We find no error in giving or refusing instructions. The first instruction asked by defendant was not correct, for it contained a statement that each item of the account constituted a separate contract. If that was true, the circuit court would have original jurisdiction over but few actions on account for goods sold and delivered, for such accounts are usually composed of small items, the value of which, taken separately, is seldom sufficient to give that court jurisdiction. The account sued on in this case, with the exception of the first item for account stated, is composed of items for goods and merchandise furnished defendant on a running account during the year 1897. This whole account, by agreement between the parties, was due the 1st of January, 1898, and it would be incorrect and misleading to speak of each item of the account as a separate contract. Hughes v. Johnson, 38 Ark. 285; Dunnington v. Kirk, 57 Ark. 595; Ring v. Jamison, 2 Mo. App. 584.
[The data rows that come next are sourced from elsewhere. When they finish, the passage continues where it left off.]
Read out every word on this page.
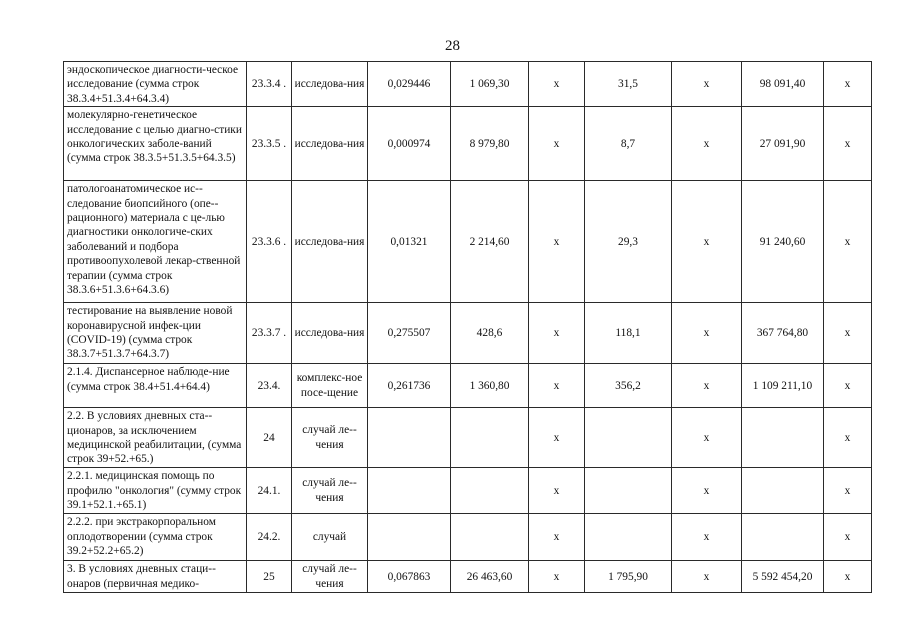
28
эндоскопическое диагности-ческое исследование (сумма строк 38.3.4+51.3.4+64.3.4)	23.3.4 .	исследова-ния	0,029446	1 069,30	х	31,5	х	98 091,40	х
молекулярно-генетическое исследование с целью диагно-стики онкологических заболе-ваний (сумма строк 38.3.5+51.3.5+64.3.5)	23.3.5 .	исследова-ния	0,000974	8 979,80	х	8,7	х	27 091,90	х
патологоанатомическое ис-следование биопсийного (опе-рационного) материала с це-лью диагностики онкологиче-ских заболеваний и подбора противоопухолевой лекар-ственной терапии (сумма строк 38.3.6+51.3.6+64.3.6)	23.3.6 .	исследова-ния	0,01321	2 214,60	х	29,3	х	91 240,60	х
тестирование на выявление новой коронавирусной инфек-ции (COVID-19) (сумма строк 38.3.7+51.3.7+64.3.7)	23.3.7 .	исследова-ния	0,275507	428,6	х	118,1	х	367 764,80	х
2.1.4. Диспансерное наблюде-ние (сумма строк 38.4+51.4+64.4)	23.4.	комплекс-ное посе-щение	0,261736	1 360,80	х	356,2	х	1 109 211,10	х
2.2. В условиях дневных ста-ционаров, за исключением медицинской реабилитации, (сумма строк 39+52.+65.)	24	случай ле-чения			х		х		х
2.2.1. медицинская помощь по профилю "онкология" (сумму строк 39.1+52.1.+65.1)	24.1.	случай ле-чения			х		х		х
2.2.2. при экстракорпоральном оплодотворении (сумма строк 39.2+52.2+65.2)	24.2.	случай			х		х		х
3. В условиях дневных стаци-онаров (первичная медико-	25	случай ле-чения	0,067863	26 463,60	х	1 795,90	х	5 592 454,20	х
A payment generally on this account would, it seems to me, make a new point for the running of the statute as to the whole account, but it is unnecessary for the court to decide that question, for the reason that, if the payment made be applied to the first item on the account, and if we concede that it tolled the statute as to that item only, still the balance due on that item would be more than the amount found by the jury; for the first item is that *398for account stated, and after application of all credits it still amounts with interest to more than the verdict, and supports the judgment, even though the remainder of the account be rejected. The balance due on the account stated is one debt. Patillo v. Allen-West Com. Co., 131 Fed. Rep. 680.

By the second instruction asked by defendant, the court was requested to tell the jury that the plaintiffs must show that “each item of the account sued on became due within three years before the beginning of this suit, before they can recover thereon.” But that would have been misleading, under the facts of this case, for the plaintiffs admitted that all of the items became due more than three years before the commencement of their action, and relied on a part payment. This instruction, as asked by defendant, would have compelled a verdict for defendant, even though there had been a part payment, and was properly refused.

The third instruction asked by defendant related to the effect of a verbal promise to pay on the statute of limitations; but, as there was no claim that a verbal promise had been made in this case, and no evidence of such a promise, it was unnecessary to give an instruction on that point.

The fourth instruction requested by defendant, so far as correct, was covered by the instructions given by the court on its own motion.

The evidence clearly shows that the defendant was liable, unless the debt was barred by limitation. On that point the evidence was conflicting, and was settled by the verdict. On the whole case, we are of the opinion that the judgment should be affirmed, and it is so ordered.